Eppure chi non avrebbe giurato che tutto era finito il 15 febbraio di quel fatidico 1989? In Europa erano le 9,30 del mattino, il luogo, Hairatan, non vi dice più nulla, eppure per alcune ore fu la Storia. La colonna di blindati dell’ Armata Rossa era già transitata sferragliando sulle assi del “ponte dell’amicizia’’. Sotto i tralicci spumeggiava l’Amu Darya, l’avevano sentito mormorare secoli fa gli opliti di Alessandro Magno. Chiudeva la fila, a piedi, un uomo di mezza età con la sgualcita divisa da combattimento, non avresti mai sospettato che era un generale di nome Gromov. La Storia e l’incapace Gorbaciov gli avevano assegnato un compito amaro, la ritirata da un Paese che i russi avevano invaso per tener fede alla fraternità comunista. Già: perché erano stati loro, i comunisti, e non gli americani, a togliere alle donne il chador e a svelarne gli splendidi corpi sottili, e a distribuire la terra che era privilegio degli ignoranti mullah. Eppure il generale non sembrava infelice o umiliato, in mano stringeva un umile mazzo di fiori come una vedette che aveva meritato gli applausi. Se scrutavi il volto lo avresti detto sollevato, non era la faccia di uno sconfitto, rideva. Aveva scelto di rientrare in Russia a piedi, rifiutando di nascondersi in un blindato come un ladro. Quello era per il popolo russo un giorno di festa. I burocrati che comandavano dai saloni del Cremlino, beh! che andassero alla malora, erano loro i vinti. Al suo fianco un ragazzo alto sorrideva felice. Suo padre tornava a casa, non importa perché.
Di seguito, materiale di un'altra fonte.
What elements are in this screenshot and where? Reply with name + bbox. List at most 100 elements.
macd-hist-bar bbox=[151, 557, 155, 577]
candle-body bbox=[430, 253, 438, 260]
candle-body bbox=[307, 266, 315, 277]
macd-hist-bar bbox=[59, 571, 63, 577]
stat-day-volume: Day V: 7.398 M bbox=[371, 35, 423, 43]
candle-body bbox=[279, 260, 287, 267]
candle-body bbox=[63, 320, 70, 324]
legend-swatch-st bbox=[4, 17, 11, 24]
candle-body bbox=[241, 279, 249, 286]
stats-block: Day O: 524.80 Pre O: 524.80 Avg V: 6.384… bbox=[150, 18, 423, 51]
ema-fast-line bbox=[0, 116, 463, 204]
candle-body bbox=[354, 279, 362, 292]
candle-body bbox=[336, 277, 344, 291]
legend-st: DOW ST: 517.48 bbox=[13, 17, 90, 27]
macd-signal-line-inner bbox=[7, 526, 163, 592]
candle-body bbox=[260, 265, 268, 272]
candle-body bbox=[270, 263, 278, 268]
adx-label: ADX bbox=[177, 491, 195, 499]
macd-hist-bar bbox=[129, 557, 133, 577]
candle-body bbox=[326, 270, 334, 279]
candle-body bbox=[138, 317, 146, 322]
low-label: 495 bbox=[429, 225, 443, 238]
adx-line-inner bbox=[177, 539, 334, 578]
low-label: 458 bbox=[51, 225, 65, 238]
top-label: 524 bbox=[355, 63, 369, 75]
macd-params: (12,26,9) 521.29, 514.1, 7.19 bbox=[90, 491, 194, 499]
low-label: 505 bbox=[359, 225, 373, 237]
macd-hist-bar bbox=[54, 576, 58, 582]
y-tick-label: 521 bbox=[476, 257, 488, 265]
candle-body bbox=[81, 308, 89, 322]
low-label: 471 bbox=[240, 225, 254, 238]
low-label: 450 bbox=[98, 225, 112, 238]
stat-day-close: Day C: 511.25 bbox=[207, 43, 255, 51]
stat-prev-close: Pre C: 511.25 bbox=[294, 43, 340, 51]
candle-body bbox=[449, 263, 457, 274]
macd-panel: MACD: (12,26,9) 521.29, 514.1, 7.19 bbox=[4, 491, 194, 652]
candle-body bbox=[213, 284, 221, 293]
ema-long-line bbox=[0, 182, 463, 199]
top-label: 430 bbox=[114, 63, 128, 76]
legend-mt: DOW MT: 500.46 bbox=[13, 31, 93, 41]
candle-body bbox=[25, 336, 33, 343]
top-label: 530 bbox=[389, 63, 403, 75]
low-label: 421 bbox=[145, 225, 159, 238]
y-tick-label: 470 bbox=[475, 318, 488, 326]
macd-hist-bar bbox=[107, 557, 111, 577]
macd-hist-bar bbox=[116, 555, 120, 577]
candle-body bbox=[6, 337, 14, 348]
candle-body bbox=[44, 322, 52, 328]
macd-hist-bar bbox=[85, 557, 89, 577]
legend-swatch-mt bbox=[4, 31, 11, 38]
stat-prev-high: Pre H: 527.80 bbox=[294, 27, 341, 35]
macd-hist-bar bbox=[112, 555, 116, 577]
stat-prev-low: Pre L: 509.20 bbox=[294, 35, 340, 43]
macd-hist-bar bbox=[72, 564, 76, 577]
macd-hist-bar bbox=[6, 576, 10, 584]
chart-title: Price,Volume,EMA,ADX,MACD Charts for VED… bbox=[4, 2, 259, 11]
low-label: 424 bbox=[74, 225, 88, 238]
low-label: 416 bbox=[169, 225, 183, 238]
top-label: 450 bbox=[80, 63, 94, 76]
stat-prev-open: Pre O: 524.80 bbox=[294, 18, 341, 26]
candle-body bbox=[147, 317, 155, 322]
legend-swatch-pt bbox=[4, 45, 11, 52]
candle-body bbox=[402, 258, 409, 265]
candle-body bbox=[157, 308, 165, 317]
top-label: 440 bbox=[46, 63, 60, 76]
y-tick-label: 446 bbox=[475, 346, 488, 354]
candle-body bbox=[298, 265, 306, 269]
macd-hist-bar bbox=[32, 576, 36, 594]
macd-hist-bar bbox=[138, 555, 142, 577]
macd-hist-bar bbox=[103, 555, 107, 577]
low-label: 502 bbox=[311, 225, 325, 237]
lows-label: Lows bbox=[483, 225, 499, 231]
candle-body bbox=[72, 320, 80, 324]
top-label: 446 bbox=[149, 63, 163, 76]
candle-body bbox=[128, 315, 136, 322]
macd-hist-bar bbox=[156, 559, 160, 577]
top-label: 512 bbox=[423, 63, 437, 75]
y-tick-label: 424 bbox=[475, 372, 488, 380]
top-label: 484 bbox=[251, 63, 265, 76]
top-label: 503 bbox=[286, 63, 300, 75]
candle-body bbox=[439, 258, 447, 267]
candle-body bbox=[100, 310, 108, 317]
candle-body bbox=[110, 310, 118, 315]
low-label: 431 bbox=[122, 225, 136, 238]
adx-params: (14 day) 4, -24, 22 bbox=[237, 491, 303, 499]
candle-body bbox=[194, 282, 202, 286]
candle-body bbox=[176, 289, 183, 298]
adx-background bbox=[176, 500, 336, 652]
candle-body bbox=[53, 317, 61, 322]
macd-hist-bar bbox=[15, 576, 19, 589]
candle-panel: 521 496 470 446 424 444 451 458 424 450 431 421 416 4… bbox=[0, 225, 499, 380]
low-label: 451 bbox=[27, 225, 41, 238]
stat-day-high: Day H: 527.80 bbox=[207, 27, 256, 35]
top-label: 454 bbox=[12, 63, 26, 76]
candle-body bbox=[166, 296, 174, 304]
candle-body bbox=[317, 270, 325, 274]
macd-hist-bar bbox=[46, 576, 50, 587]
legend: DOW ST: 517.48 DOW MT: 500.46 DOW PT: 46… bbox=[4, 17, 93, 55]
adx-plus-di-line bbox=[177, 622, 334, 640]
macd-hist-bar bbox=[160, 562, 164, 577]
Lui non sarebbe rimasto come tanti altri soldati russi sulle pietraie, gli occhi spalancati sui cieli infiniti di quel paradiso maledetto, senza neanche l’orgoglio di morire bene come nella Guerra Patriottica.
L’Unione Sovietica, che ha riempito di sé il Novecento di speranze, di fragore, di sanguinose bugie, è morta lì, con la quarantesima armata che passava il tunnel di Salang e l’ultimo Antonov che cinque giorni prima era decollato dalla base di Bagram.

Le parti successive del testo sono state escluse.